Background: Estrogens are recognized causal factors in breast cancer. Interindividual variation in estrogen metabolism may also influence the risk of breast cancer and could provide clues to mechanisms of breast carcinogenesis. Long-standing hypotheses about how estrogen metabolism might influence breast cancer have not been adequately evaluated in epidemiological studies because of the lack of accurate, reproducible, and high-throughput assays for estrogen metabolites.
Methods: We conducted a prospective case-control study nested within the Prostate, Lung, Colorectal, and Ovarian Cancer Screening Trial (PLCO). Participants included 277 women who developed invasive breast cancer (case subjects) and 423 matched control subjects; at PLCO baseline, all subjects were aged 55-74 years, postmenopausal and not using hormone therapy, and provided a blood sample.
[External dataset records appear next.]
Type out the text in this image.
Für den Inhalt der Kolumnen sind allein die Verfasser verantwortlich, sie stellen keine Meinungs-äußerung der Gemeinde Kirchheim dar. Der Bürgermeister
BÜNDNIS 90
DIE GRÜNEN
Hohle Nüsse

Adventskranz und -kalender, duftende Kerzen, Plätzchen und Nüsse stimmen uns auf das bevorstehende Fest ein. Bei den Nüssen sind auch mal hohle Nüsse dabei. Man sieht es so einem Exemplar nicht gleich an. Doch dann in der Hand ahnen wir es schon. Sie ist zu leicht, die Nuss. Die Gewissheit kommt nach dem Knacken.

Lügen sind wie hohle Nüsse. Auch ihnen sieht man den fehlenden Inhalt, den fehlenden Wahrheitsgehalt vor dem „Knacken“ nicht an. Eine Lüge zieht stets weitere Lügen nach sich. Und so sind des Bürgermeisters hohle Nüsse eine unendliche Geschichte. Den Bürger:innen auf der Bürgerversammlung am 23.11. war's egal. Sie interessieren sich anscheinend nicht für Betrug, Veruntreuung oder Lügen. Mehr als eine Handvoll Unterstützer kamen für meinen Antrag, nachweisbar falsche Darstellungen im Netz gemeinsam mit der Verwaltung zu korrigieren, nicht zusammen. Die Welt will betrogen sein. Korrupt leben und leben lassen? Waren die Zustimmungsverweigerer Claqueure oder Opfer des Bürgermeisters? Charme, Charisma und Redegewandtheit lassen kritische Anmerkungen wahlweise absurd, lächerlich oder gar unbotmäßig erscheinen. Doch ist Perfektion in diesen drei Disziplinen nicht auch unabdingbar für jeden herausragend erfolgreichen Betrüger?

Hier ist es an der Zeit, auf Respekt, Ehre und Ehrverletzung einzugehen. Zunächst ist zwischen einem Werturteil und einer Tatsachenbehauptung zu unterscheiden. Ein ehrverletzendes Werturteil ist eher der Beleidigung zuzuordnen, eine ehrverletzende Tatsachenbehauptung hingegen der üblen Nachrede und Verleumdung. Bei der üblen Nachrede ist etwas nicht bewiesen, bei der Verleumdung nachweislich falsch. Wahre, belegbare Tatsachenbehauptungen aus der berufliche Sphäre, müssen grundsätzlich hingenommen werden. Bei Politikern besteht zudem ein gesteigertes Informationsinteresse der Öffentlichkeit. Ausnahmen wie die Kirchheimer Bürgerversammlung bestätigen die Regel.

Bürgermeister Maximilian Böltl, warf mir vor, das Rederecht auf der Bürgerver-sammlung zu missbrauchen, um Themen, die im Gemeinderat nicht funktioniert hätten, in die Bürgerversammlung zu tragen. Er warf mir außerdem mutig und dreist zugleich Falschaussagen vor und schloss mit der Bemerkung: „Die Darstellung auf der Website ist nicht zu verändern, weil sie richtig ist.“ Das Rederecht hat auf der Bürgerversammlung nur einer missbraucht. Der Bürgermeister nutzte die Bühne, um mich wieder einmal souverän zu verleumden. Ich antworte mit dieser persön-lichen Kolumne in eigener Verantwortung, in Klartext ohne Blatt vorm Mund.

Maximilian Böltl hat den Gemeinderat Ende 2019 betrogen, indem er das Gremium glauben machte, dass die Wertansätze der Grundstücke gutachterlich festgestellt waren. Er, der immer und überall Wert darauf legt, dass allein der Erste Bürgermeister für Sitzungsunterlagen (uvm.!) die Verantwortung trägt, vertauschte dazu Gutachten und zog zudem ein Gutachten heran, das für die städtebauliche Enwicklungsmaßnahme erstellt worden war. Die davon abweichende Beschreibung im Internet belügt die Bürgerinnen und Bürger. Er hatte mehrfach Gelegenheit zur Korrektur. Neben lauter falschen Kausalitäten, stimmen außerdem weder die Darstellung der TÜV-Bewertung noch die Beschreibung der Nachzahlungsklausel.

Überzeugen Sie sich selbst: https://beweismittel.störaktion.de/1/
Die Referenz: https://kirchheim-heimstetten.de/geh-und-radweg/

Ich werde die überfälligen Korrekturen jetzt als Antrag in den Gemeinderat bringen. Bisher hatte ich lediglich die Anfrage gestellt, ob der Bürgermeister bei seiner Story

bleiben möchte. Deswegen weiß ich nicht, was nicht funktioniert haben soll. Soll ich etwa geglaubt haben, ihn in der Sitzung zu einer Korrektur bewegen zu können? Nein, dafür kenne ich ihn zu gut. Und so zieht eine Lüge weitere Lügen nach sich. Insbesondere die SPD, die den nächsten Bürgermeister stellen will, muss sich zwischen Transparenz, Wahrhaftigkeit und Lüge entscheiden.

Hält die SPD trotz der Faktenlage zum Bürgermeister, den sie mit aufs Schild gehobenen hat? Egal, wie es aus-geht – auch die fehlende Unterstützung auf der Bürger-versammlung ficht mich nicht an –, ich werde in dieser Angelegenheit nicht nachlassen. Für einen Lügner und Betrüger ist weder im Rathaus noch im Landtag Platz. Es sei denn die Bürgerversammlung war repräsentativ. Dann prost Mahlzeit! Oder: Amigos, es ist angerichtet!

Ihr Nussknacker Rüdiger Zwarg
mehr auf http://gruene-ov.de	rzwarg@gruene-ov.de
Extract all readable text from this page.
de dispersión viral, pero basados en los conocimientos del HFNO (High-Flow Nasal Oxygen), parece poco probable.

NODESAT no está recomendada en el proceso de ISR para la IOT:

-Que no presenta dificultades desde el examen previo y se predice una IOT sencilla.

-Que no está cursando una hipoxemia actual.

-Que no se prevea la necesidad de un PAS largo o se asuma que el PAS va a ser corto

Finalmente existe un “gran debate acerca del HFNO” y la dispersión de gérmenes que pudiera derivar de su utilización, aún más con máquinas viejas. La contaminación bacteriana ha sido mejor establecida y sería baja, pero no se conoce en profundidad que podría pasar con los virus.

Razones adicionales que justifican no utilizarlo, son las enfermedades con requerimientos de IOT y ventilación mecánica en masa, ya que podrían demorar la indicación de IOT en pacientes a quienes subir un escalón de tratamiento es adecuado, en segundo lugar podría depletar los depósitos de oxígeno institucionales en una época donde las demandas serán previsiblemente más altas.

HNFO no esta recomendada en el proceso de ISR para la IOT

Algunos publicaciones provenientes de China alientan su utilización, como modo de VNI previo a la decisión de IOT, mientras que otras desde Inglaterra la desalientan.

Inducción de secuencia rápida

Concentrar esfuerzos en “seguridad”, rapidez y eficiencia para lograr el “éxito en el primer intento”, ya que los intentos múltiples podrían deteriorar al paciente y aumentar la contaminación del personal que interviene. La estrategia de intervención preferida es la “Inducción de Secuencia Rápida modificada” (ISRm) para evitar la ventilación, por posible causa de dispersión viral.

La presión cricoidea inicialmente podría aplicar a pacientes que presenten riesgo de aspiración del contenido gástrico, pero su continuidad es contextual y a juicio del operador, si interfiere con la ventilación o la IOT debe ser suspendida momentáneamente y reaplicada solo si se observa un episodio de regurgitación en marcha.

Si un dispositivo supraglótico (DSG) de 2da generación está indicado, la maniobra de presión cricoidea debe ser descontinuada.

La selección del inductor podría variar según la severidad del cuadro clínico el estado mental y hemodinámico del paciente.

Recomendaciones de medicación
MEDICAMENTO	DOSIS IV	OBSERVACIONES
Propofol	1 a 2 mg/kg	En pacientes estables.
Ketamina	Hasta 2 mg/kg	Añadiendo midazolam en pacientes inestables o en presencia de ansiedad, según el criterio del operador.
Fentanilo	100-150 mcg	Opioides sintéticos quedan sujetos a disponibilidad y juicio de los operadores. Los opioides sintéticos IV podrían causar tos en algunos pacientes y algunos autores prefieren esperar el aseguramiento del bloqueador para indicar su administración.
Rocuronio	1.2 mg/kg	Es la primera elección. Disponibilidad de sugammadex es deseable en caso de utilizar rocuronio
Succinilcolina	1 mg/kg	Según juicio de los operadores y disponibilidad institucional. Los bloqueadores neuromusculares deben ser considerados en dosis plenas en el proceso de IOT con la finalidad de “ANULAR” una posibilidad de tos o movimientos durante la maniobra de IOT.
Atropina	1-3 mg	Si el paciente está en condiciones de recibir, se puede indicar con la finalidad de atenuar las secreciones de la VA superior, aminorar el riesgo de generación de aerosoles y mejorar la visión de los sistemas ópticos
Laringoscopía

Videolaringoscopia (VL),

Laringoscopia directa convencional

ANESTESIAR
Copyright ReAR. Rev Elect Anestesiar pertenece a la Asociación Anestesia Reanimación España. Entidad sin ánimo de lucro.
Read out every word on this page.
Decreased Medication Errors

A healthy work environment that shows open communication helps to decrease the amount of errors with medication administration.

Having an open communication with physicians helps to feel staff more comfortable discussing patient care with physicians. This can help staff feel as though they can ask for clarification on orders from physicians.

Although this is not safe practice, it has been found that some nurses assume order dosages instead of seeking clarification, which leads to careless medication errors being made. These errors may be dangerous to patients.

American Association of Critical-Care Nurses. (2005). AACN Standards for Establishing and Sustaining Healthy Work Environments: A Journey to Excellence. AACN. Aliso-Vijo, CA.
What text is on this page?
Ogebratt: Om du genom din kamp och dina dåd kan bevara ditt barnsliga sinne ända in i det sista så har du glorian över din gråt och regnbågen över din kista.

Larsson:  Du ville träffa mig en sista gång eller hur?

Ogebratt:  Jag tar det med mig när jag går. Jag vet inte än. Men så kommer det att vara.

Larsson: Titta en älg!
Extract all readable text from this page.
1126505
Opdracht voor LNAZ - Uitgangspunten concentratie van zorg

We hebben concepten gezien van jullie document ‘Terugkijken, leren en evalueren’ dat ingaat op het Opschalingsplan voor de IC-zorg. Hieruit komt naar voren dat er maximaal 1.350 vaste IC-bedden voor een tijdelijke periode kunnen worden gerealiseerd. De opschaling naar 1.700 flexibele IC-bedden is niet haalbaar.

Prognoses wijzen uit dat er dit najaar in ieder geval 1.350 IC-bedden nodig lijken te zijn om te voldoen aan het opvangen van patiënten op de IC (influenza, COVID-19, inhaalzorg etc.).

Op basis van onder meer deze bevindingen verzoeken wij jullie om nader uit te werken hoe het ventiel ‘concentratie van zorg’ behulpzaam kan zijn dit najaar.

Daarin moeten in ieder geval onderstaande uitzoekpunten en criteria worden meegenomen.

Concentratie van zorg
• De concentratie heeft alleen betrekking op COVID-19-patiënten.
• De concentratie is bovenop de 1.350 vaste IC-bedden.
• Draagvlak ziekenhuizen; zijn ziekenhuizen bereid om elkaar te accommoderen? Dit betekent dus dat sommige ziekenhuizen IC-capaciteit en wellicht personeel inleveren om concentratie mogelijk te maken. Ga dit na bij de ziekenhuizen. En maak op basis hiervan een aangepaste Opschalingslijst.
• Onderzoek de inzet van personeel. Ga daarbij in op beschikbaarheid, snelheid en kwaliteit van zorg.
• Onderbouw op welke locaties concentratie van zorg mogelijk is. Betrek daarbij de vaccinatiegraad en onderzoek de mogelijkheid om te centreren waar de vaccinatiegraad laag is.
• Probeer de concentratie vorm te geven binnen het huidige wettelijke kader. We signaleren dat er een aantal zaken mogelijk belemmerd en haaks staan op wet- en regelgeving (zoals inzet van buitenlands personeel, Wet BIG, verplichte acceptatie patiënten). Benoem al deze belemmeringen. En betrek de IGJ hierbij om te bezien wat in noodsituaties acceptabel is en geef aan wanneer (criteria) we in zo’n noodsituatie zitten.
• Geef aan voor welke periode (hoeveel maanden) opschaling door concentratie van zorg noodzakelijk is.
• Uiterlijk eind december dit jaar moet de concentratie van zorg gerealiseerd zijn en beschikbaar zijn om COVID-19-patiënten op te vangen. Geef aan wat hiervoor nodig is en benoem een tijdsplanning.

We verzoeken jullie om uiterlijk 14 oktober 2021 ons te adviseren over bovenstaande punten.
Liquid chromatography-tandem mass spectrometry was used to measure serum concentrations of 15 estrogens and estrogen metabolites, in unconjugated and conjugated forms, including the parent estrogens, estrone and estradiol, and estrogen metabolites in pathways defined by irreversible hydroxylation at the C-2, C-4, or C-16 positions of the steroid ring. We calculated hazard ratios (HRs) approximating risk in highest vs lowest deciles of individual estrogens and estrogen metabolites, estrogens and estrogen metabolites grouped by metabolic pathways, and metabolic pathway ratios using multivariable Cox proportional hazards models. All statistical tests were two-sided.
Results: Nearly all estrogens, estrogen metabolites, and metabolic pathway groups were associated with an increased risk of breast cancer; the serum concentration of unconjugated estradiol was strongly associated with the risk of breast cancer (HR = 2.07, 95% confidence interval [CI] = 1.19 to 3.62). No estrogen, estrogen metabolite, or metabolic pathway group remained statistically significantly associated with the risk of breast cancer after adjusting for unconjugated estradiol. The ratio of the 2-hydroxylation pathway to parent estrogens (HR = 0.66, 95% CI = 0.51 to 0.87) and the ratio of 4-hydroxylation pathway catechols to 4-hydroxylation pathway methylated catechols (HR = 1.34, 95% CI = 1.04 to 1.72) were statistically significantly associated with the risk of breast cancer and remained so after adjustment for unconjugated estradiol.
Conclusions: More extensive 2-hydroxylation of parent estrogens is associated with lower risk, and less extensive methylation of potentially genotoxic 4-hydroxylation pathway catechols is associated with higher risk of postmenopausal breast cancer.